What algorithmic models have been used? Which of them are active? What behavioral traits are being monitored? How is the data collected? How long are they kept and where? When, if at all, are they erased? ”Asks Slobodan Marković, digital advisor for the United Nations Development Program (UNDP), in a video released by Share in which several experts express their concern about the program Safe City and the lack of public information about it.
From the organization of Krivokapic they have elaborated a digital map of Belgrade in which almost a thousand cameras are located that they have identified themselves with the help of citizens. They have also promoted the collection of signatures for the program to be withdrawn. “I find it terribly problematic, as it violates Serbian privacy and data protection laws,” says a professor at the University of Belgrade who seconded the petition and prefers not to give his name.
“Serbian data protection regulations have the same standards as the General Data Protection Regulation (GDPR)”, explains Krivokapic in relation to the European directive. “That is why surveillance in public spaces does not count. Still, the police went ahead. ” “The right to privacy will be eroded, that’s for sure,” said Marinović of the Data Protection Agency. “That is why it is important to know the measures that the Ministry of the Interior puts in place in this case to minimize these damages.”
China and ‘tech-nationalism’
The ties that bind Serbia and China are strong. Between 2007 and 2017 alone, the Balkan republic received low-interest loans to develop infrastructure worth about $ 3 billion (2.479 billion euros). This funding has been used, among other things, to develop the high-speed line connecting Belgrade with Budapest.
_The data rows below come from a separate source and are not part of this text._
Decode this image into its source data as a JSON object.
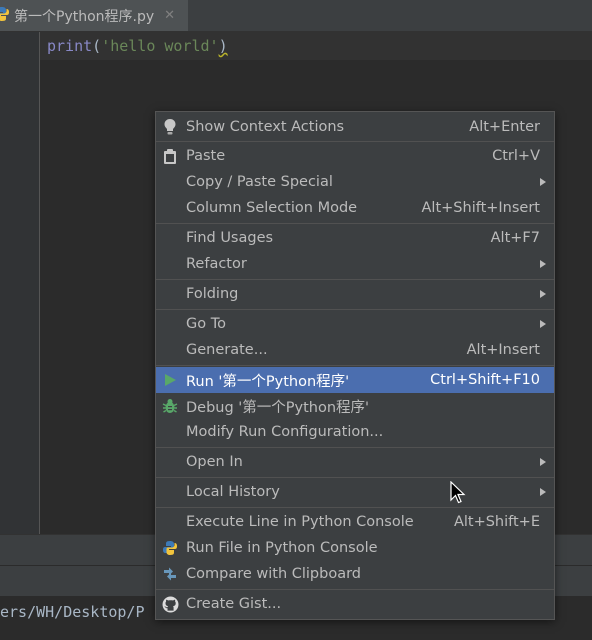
{
  "tab": {
    "title": "第一个Python程序.py",
    "close": "✕"
  },
  "code": {
    "func": "print",
    "open": "(",
    "str": "'hello world'",
    "close": ")"
  },
  "console": {
    "text": "ers/WH/Desktop/P"
  },
  "menu": {
    "show_context_actions": {
      "label": "Show Context Actions",
      "shortcut": "Alt+Enter"
    },
    "paste": {
      "label": "Paste",
      "shortcut": "Ctrl+V"
    },
    "copy_paste_special": {
      "label": "Copy / Paste Special"
    },
    "column_selection": {
      "label": "Column Selection Mode",
      "shortcut": "Alt+Shift+Insert"
    },
    "find_usages": {
      "label": "Find Usages",
      "shortcut": "Alt+F7"
    },
    "refactor": {
      "label": "Refactor"
    },
    "folding": {
      "label": "Folding"
    },
    "go_to": {
      "label": "Go To"
    },
    "generate": {
      "label": "Generate...",
      "shortcut": "Alt+Insert"
    },
    "run": {
      "label": "Run '第一个Python程序'",
      "shortcut": "Ctrl+Shift+F10"
    },
    "debug": {
      "label": "Debug '第一个Python程序'"
    },
    "modify_run": {
      "label": "Modify Run Configuration..."
    },
    "open_in": {
      "label": "Open In"
    },
    "local_history": {
      "label": "Local History"
    },
    "execute_line": {
      "label": "Execute Line in Python Console",
      "shortcut": "Alt+Shift+E"
    },
    "run_file_console": {
      "label": "Run File in Python Console"
    },
    "compare_clipboard": {
      "label": "Compare with Clipboard"
    },
    "create_gist": {
      "label": "Create Gist..."
    }
  },
  "colors": {
    "selection": "#4b6eaf",
    "run_green": "#59a869",
    "debug_green": "#59a869",
    "bg": "#2b2b2b",
    "menu_bg": "#3c3f41"
  }
}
“China is pushing more and more to buy its technologies in Europe, and always looks for weak points in the chain,” says Andrés Ortega, analyst and associate researcher at the Elcano Royal Institute. “At the moment the Balkans are: they have not just joined the EU, they are in need of money, investment in infrastructure and technology.” With the deployment of a facial recognition system in Belgrade, Ortega believes, the Asian giant is preparing to influence the doors of Europe on an issue that directly affects our concept of liberal democracy.
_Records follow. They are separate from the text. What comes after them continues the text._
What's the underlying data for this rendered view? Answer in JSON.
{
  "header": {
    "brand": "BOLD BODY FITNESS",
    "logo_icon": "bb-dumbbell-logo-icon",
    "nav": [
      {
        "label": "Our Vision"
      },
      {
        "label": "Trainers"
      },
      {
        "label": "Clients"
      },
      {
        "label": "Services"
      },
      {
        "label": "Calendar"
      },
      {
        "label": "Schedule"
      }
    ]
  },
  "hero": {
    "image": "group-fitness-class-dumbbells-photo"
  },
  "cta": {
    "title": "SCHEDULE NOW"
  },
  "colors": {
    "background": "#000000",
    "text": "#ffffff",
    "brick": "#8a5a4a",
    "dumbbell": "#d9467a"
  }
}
Serbia enters into the plans of the so-called Digital Silk Road, one of the axes of Chinese foreign policy. Beijing signs agreements with countries in which it makes long-term, very low-interest loans and commits to investing in infrastructure. These appointments are usually attended by large Chinese companies, and the digital component is usually present. “Huawei and other large Chinese corporations have more international experience than many of the big tech Americans ”, indicates Andrea G. Rodríguez, researcher in emerging technologies at Cidob (Barcelona Center for International Affairs). In the rollout of 5G, for example, Huawei is unrivaled. “China exports its technologies, gains international presence and companies collect population data where it is used to improve their own systems, in this case facial recognition algorithms, so that their products are being perfected and becoming more exportable.”
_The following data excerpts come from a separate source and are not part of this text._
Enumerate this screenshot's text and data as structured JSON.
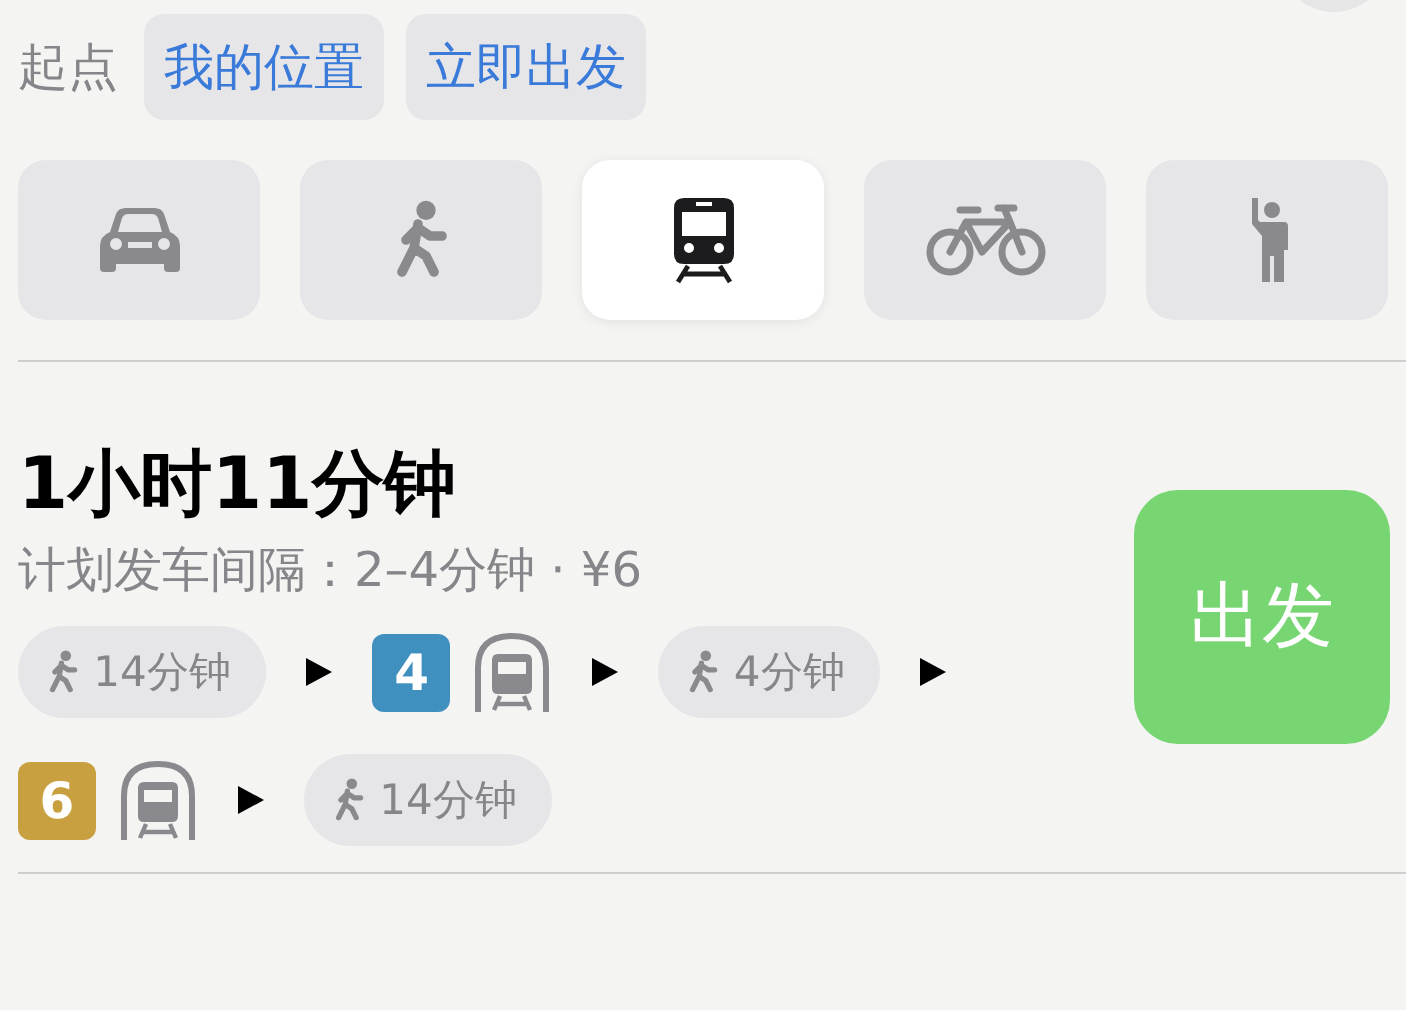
{
  "origin": {
    "label": "起点",
    "chips": [
      "我的位置",
      "立即出发"
    ]
  },
  "modes": [
    {
      "kind": "car",
      "selected": false
    },
    {
      "kind": "walk",
      "selected": false
    },
    {
      "kind": "transit",
      "selected": true
    },
    {
      "kind": "bike",
      "selected": false
    },
    {
      "kind": "hail",
      "selected": false
    }
  ],
  "route": {
    "duration": "1小时11分钟",
    "details": "计划发车间隔：2–4分钟 · ¥6",
    "go_button": "出发",
    "steps": [
      {
        "kind": "walk",
        "text": "14分钟"
      },
      {
        "kind": "line",
        "text": "4",
        "color": "#3f8fbf"
      },
      {
        "kind": "walk",
        "text": "4分钟"
      },
      {
        "kind": "line",
        "text": "6",
        "color": "#c9a040"
      },
      {
        "kind": "walk",
        "text": "14分钟"
      }
    ]
  }
}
There is always the question of whether China also uses the technology it exports to spy on the ground. This is what Donald Trump believed, who vetoed Huawei itself. But he’s not the only one. “The rejection of Chinese technology for fear that it has a back door and communicates its data to the system is also in the Biden Administration and has been growing in European countries,” says Ortega. “But our dependence on Chinese technology is already very high, first because it is better and second because it is cheaper than the European one.”
Eddie is an Australian news reporter with over 9 years in the industry and has published on Forbes and tech crunch.